# Went to our first Endurance ride today...



## Segreto (Apr 9, 2016)

Cooper will be 13 weeks old tomorrow, and today I took him to his first Endurance ride with me. I had initially arranged a puppy sitter for the day but that fell through, and I was concerned about taking him as he tends to be very vocal when he can't get to me.

I needn't have worried! A friend did drop by and take care of him for me whilst I rode (I was out nearly 2.5 hours) but she had him tied up at her float (horse trailer) and he was happy as larry. Watched all the horses and people with keen interest, no barking, no whining. Happily chewed on his toys and pigs ear.

When my ride finished she brought him back to me, and sure enough he was happy to sit there, hop in or out of my car as he pleased (tied up on a long ish rope), and was quiet- even when I was out of eyesight. I was over the moon. He slept the entire drive back as well (hour and a half).

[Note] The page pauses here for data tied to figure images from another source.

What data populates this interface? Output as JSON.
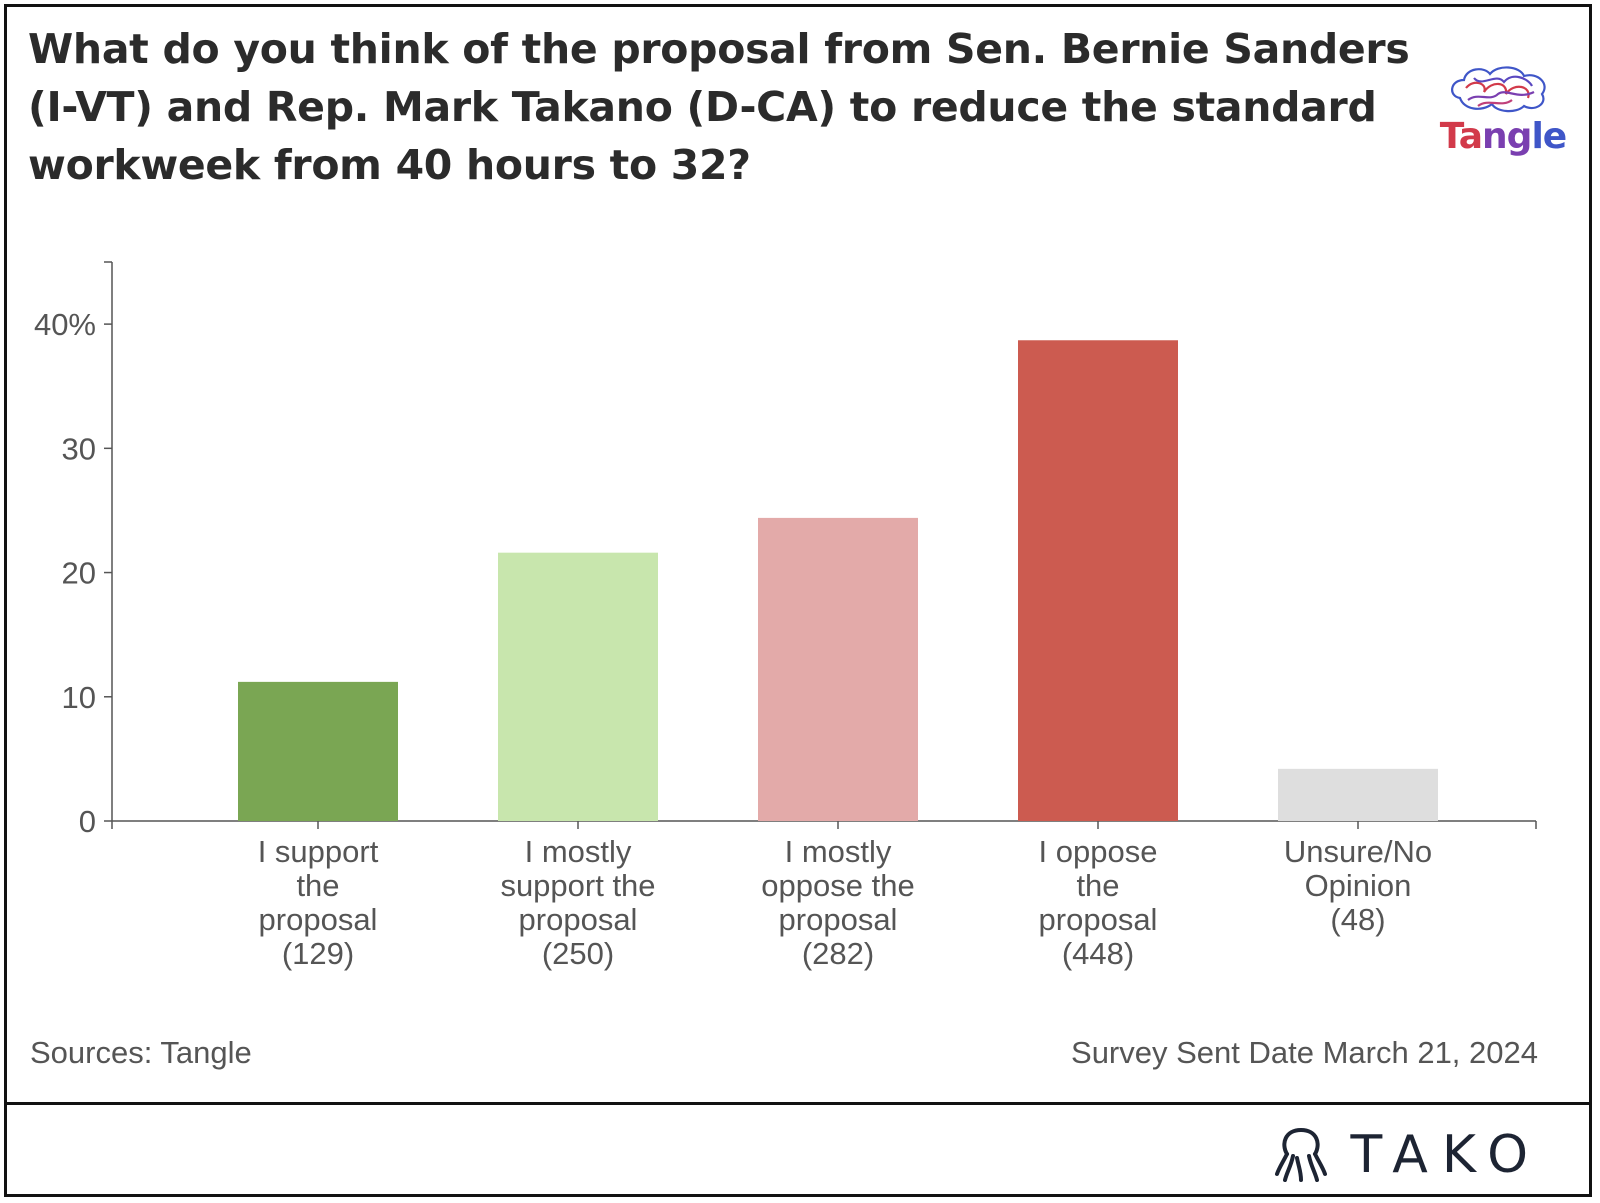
{
  "title_lines": [
    "What do you think of the proposal from Sen. Bernie Sanders",
    "(I-VT) and Rep. Mark Takano (D-CA) to reduce the standard",
    "workweek from 40 hours to 32?"
  ],
  "logo": {
    "text": "Tangle",
    "icon": "brain-icon"
  },
  "footer": {
    "source": "Sources: Tangle",
    "date": "Survey Sent Date March 21, 2024",
    "brand": "TAKO",
    "brand_icon": "octopus-icon"
  },
  "colors": {
    "support": "#7aa653",
    "mostly_support": "#c8e6ad",
    "mostly_oppose": "#e3aaa9",
    "oppose": "#cc5b50",
    "unsure": "#dedede"
  },
  "chart_data": {
    "type": "bar",
    "categories": [
      [
        "I support",
        "the",
        "proposal",
        "(129)"
      ],
      [
        "I mostly",
        "support the",
        "proposal",
        "(250)"
      ],
      [
        "I mostly",
        "oppose the",
        "proposal",
        "(282)"
      ],
      [
        "I oppose",
        "the",
        "proposal",
        "(448)"
      ],
      [
        "Unsure/No",
        "Opinion",
        "(48)"
      ]
    ],
    "values": [
      11.2,
      21.6,
      24.4,
      38.7,
      4.2
    ],
    "bar_colors": [
      "#7aa653",
      "#c8e6ad",
      "#e3aaa9",
      "#cc5b50",
      "#dedede"
    ],
    "yticks": [
      0,
      10,
      20,
      30,
      40
    ],
    "ytick_labels": [
      "0",
      "10",
      "20",
      "30",
      "40%"
    ],
    "ylim": [
      0,
      45
    ],
    "grid": false,
    "legend": "none"
  }
}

I didn't take any photos of him today (should have!) but this is him yesterday, both his ears are pointing one way at the moment!!









So yeah just a little brag but I am super super proud of my smart pup, and so happy that he is everything I wanted.


----------



## Castlemaid (Jun 29, 2006)

Nice!!! Looks like he is becoming very confident - he knew you'd come back for him!

Hope you enjoyed the ride, and what a nice feeling to know that you can take him anywhere, and he'll just chill and go with the flow. Very nice for a young pup!


----------



## Nigel (Jul 10, 2012)

I agree with Lucia, he sounds like a confident pup!


----------



## dogma13 (Mar 8, 2014)

Nice day for both of you!Keep up the good work!


----------